L’annonce du départ du groupe de Dave Padden (chant / guitare) en 2014 m’avait attristé, et je me demandais bien comment son leader, et seul membre permanent Jeff Waters, allait réagir. Le canadien, que rien n’arrête, continue tout de même sur sa lancée et “Suicide Society” voit le jour en 2015. Nous sommes en 2020 et Annihilator se plait toujours à aligner compositions agressives et avalanches de riffs heavy. Me voilà rassuré ! A la première écoute de cette nouvelle galette, on sent un gros travail de production.

“Ballistic, sadistic”, leur dix-septième album studio, tisse un univers sonore à la fois enchanteur et cauchemardesque. Il ne faut en fait qu’un morceau au quatuor pour affirmer cette dualité avec “Armed To The Teeth” qui ouvre ce disque. Assez accessible finalement puisque très mélodique, il est une très bonne porte d’entrée pour ceux et celles qui veulent se mettre au Thrash Metal.
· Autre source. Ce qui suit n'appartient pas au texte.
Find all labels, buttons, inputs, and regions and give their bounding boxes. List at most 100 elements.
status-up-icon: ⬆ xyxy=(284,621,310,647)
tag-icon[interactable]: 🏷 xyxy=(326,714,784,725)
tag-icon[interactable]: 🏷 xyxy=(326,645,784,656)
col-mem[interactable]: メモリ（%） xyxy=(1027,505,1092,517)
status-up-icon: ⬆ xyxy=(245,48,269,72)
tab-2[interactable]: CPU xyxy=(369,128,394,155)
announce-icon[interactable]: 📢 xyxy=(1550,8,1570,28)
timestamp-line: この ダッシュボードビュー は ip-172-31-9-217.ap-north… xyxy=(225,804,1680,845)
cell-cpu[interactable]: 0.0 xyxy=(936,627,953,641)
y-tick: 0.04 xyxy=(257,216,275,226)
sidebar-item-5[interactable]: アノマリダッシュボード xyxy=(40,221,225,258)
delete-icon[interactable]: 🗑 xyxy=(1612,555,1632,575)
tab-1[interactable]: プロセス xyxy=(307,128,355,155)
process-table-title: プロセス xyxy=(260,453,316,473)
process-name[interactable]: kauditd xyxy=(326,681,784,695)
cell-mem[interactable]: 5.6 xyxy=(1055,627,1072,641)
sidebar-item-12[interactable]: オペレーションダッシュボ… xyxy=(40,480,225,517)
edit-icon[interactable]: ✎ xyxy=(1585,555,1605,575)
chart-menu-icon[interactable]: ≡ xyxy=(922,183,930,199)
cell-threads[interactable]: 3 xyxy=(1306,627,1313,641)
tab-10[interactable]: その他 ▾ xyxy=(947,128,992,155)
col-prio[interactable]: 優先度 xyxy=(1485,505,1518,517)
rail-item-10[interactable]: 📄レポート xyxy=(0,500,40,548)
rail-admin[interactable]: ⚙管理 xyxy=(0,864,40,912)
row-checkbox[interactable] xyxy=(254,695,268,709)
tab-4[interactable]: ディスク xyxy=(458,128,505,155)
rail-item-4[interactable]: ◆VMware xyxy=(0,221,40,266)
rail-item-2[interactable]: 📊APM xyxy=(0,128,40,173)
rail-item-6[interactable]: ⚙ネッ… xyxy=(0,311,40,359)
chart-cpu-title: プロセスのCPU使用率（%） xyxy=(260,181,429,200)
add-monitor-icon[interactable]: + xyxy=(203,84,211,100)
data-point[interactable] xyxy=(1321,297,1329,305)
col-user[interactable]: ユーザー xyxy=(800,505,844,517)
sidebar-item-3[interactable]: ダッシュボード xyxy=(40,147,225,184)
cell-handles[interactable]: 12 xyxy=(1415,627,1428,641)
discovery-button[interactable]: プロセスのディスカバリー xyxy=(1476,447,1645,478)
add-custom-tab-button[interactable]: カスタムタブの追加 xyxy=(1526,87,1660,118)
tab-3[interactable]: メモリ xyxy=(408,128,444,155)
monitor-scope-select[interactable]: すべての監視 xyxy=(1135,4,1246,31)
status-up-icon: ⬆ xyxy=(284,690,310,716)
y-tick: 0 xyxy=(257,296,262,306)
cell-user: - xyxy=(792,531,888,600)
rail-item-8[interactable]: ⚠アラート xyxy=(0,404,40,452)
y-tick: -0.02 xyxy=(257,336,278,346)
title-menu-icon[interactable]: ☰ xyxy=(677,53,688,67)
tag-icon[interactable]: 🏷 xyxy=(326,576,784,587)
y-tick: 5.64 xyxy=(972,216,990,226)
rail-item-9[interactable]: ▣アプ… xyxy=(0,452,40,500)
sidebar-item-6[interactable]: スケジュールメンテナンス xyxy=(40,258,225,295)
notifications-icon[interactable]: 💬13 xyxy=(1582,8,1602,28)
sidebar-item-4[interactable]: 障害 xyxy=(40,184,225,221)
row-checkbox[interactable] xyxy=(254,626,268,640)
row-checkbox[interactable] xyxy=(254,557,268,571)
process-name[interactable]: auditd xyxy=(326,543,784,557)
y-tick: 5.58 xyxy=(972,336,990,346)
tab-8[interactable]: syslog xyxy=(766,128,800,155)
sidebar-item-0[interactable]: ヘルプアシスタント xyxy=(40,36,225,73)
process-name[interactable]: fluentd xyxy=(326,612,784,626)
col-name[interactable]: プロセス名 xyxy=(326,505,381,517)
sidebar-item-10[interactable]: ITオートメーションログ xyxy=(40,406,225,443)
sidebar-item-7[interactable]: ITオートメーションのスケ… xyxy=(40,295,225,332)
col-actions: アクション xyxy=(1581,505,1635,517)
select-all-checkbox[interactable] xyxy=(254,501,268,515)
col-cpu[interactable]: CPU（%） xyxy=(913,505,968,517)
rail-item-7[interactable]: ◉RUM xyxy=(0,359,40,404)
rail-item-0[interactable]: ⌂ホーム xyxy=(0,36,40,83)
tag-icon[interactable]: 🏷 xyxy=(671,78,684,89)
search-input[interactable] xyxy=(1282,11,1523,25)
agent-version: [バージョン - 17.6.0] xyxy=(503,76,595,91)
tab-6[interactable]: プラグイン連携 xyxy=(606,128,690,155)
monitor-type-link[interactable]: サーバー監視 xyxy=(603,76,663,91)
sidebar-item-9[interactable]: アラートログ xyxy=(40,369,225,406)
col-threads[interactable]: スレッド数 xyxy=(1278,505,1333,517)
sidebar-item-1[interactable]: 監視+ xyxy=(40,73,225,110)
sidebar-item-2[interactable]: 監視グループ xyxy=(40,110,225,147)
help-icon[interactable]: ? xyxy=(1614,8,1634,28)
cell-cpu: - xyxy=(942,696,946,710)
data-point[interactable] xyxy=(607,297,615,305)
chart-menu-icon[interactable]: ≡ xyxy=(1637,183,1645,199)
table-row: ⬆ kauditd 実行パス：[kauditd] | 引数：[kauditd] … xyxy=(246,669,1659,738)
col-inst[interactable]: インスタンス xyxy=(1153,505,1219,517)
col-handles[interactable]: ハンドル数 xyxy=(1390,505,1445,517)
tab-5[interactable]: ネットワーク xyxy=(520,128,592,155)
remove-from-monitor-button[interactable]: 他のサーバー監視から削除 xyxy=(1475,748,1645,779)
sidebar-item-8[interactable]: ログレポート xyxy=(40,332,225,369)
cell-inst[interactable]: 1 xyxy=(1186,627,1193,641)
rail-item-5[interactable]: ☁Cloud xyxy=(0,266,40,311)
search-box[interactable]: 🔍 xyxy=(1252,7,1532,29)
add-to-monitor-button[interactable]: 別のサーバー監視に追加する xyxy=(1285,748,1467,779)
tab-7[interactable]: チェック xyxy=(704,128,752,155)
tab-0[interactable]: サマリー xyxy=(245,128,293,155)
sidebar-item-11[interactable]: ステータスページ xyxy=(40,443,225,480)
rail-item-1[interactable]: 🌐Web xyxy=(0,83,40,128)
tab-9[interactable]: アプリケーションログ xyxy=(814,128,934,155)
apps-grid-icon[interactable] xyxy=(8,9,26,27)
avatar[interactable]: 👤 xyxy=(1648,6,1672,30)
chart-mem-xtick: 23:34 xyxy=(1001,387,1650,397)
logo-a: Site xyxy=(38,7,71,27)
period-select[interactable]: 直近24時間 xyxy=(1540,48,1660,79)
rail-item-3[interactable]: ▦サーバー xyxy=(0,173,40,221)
Comme souvent, avec ce combo originaire d’Ottawa, quelques titres sont au-dessus du lot, mais il faut bien admettre que l’on ne s’ennuie pas un seul instant tant les pistes sont variées et convaincantes. Jeff Waters qui a donc repris le micro-suite au départ de Dave Padden s’en sort plutôt bien et se rapproche parfois de James Hetfield ou Dave Mustaine.

Son nouveau line-up composé de Aaron Homma (Guitare), Rich Hinks (Basse), et Fabio Alessandrini (Batterie) est plus qu’opérationnel et montre un engagement hors du commun lorsqu’il s’agit de suivre le patron. Annihilator mérite définitivement reconnaissance et respect.